Publié le par Jean-Yves

« Sans éclat, jusqu'au terme des années soixante, quand, soudain, à l'apogée de l'ère de croissance, le slip, décidément pionnier, sacrifie le confort à l'art.



La "taille basse", la couleur, le synthétique investissent les bonneteries, atteignent les grandes surfaces et les banlieues, se répandent dans les campagnes, arrachant le sous-vêtement à la morosité d'un destin hygiénique pour le promouvoir conjointement en gadget et en ressort de l'élégance à l'exemple de la cravate ou de la chemise.

 

Chez « Eminence », le leader, dont les ventes doublent entre 1969 et 1974, 57% en 1973, à raison de 121 millions, affectent la taille basse et 33% la couleur. « HOM », qui se spécialise en formats minimes, simultanément bondit de 5 à 58 millions de chiffre d'affaires, dispensant à ses adeptes toutes les couleurs de l'arc-en-ciel. Grimpée identique chez « Jil » avec, en 1973, un chiffre de 73 millions et la deuxième place dans le palmarès national.

 

Porter un minislip rouge ou bleu, c'est, pour quantité de garçons, valider leur corps.

« J'aime les slips de couleur et de taille basse, dit un agent de maîtrise de vingt-cinq ans, parce que je fais du sport. Quand je me déshabille, je me sens plus à l'aise, j'ai l'impression d'être en maillot de bain. »

Mais l'homme n'est pas seul en cause. De son bien-être, les femmes représentent un atout majeur et l'afféterie de ses dessous ne lui pose aucun problème dès lors qu'elles en sont solidaires. Vers 1970, dans une proportion de 70%, l'achat de ces articles leur incombe. A cette intervention décisive, les annonceurs prêtent une attention vigilante, associant dans les publicités massives qui frappent après 1968 les étrangers débarquant en France les spectacles les plus audacieux à une masculinité irréprochable. « Jil » et « Mariner » insistent sur les pilosités profuses, les grosses moustaches, les jambes velues.
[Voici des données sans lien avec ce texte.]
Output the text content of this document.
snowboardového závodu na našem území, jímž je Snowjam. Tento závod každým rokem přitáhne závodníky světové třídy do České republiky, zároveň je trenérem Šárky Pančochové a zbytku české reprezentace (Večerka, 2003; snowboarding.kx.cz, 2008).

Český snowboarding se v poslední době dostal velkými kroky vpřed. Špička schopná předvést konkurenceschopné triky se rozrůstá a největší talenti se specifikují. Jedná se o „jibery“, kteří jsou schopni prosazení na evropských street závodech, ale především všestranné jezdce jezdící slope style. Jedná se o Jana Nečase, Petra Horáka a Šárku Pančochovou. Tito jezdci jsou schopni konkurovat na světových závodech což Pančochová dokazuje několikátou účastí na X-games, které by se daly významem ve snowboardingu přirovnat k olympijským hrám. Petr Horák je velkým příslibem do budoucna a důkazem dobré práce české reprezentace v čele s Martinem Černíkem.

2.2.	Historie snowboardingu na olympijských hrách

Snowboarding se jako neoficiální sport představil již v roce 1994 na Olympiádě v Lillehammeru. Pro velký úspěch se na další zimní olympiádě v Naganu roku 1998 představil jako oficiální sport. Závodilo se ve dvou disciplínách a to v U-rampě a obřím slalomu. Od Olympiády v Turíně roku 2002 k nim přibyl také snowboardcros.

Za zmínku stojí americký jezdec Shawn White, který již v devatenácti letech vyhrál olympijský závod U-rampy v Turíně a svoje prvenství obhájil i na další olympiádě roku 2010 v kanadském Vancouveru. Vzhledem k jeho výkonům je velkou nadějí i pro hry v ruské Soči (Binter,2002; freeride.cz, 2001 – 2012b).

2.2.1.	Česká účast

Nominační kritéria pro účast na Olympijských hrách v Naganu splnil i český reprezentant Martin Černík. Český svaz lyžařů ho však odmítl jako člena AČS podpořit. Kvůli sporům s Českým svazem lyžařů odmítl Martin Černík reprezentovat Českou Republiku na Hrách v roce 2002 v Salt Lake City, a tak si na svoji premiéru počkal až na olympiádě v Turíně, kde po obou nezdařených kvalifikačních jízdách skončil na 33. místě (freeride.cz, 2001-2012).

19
Surtout pas d'équivoques, depuis l'échec, en 1967, de « Selimaille » dessinant, à l'ombre d'un slip d'avant-garde, une silhouette à la définition imprécise. Furibondes, les clientes s'étaient détournées de cette marchandise injurieuse. Tranquillisées, elles se livrent à des réflexions touchantes :

« J'achète des slips taille basse à mon mari, parce que cela lui donne un derrière bien rond. »

Encouragés, les messieurs se laissent aller aux confidences :

« Moi qui suis pudique, déclare un cadre de trente-cinq ans, avec un slip en couleur, je peux circuler plus facilement à la maison (...) Et ma femme se montre à son tour plus facilement en petite tenue. Notre vie intime en a été améliorée. »

Un autre y va encore plus carrément. La taille basse, la couleur agissent comme des signaux :

« Quand le zizi est proéminent dans le slip, peut-être que ça aguiche davantage les filles, il se voit à l'œil nu, il n'est pas perdu dans le pantalon. »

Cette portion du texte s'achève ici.